Laura Mulvey, in her article Visual Pleasure and Narrative Cinema, analyzes the inherent pleasure in looking at people and the human form. If people did not have this fascination, visual artwork would be nothing but landscape paintings and portraits of animals. We would have no Greco-Roman statues or photography or movies. Scopophilia is defined as the pleasure in looking, which differs slightly from voyeurism, which is the pleasure is viewing private or forbidden activity. Mulvey writes that there is also a reverse pleasure, that in being looked at (381).

This significance is the basis of Hitchcock's Rear Window, wherein the main character LB is stuck in a wheelchair after an accident at a racing event. Notably, LB is a photographer, which in itself implies a fascination with looking. LB watches the neighbors in his apartment complex across the courtyard through their windows. In particular, he becomes obsessed with a salesman in the opposite building, who LB believes has killed his wife and shipped her body off in a crate. Later, LB draws his nurse and girlfriend into the intrigue. Hitchcock knew very well that the audience would relate to this story, because all of us have been curious about what goes on in another person's home, or glanced (although probably not stared through binoculars) into a window.

Smartly, the film is shot from mainly one location, LB's apartment looking out, and many of the camera shots are from LB's point of view. We, as a viewer of the cinema screen, are a participant. And indeed, what is cinema, but a chance to openly engage in viewing a private world? The screen is a window crafted for the audience. Freud's concept of the gaze, which has a sexual connotation, is not paramount to Rear Window, because LB is mainly trying to solve a murder. There are some scenes, though, where LB watches Miss Torso the pretty dancer or a married couple. You will notice that, inexplicably, the windows in the apartment complex seem to be open and uncovered at all times. As a plot device, the story takes place in a heat wave, justifying this fabricated opportunity to view others at all hours.

Later in her article, Mulvey cites the concept of woman as image and man as bearer of the look. "What counts is what the heroine provokes, or rather what she represents. She is the one, or rather the love or fear she inspires in the hero, or else the concern he feels for her, who makes him act the way he does. In herself the woman has not the slightest importance" (384). Here Mulvey is quoting Budd Boetticher, a noted director of Westerns in the 1940s and 50s.

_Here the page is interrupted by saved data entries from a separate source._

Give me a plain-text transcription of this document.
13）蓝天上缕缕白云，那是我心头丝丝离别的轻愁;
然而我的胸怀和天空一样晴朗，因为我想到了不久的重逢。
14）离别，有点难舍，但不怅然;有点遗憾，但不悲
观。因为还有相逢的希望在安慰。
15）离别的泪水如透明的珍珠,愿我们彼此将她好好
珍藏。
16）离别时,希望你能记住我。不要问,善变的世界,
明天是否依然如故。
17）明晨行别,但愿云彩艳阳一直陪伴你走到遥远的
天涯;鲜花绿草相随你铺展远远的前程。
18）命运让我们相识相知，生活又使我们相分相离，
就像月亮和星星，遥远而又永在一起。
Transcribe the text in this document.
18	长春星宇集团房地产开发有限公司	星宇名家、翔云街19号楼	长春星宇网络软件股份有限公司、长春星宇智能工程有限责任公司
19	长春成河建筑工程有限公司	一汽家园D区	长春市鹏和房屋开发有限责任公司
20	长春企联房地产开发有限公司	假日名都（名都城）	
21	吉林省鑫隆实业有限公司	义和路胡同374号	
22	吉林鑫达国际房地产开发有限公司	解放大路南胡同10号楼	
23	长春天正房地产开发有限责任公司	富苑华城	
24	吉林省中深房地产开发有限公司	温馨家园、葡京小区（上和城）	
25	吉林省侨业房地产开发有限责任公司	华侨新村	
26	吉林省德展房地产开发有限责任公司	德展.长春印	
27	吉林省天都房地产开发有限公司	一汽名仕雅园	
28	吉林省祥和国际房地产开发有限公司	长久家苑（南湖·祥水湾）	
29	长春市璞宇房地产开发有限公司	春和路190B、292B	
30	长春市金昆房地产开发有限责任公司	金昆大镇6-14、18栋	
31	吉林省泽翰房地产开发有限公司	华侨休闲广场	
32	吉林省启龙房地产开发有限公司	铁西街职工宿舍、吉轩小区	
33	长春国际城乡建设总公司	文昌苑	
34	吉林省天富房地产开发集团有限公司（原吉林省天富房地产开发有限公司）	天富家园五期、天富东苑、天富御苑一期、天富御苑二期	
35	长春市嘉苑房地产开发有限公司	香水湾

So what is the significance of the woman-as-object in Hitchcock's work? I don't agree that Rear Window embodies this quote exactly. LB's girlfriend, Lisa, is not a one-dimensional character. She does drive the plot and assist the man, but she is not the reason LB acts the way he does. She chastises him at first for snooping and being so fixated on the theory of murder. LB does have concern for Lisa when she is in danger, but being confined to a wheelchair, he is unable to fight back. In Hitchcock's other films, such as The Birds, women take the central role of strong yet not-masculine figures. Then again, in the case of Rear Window, Hitchcock did cast one the most beautiful starlets of the day, Grace Kelly, later Princess of Monaco. Again, we the audience are able to view their private moments and appreciate aesthetically the image on the screen: the beautiful actress. The woman is not merely an image to drive the male character, but to inspire the viewer as well.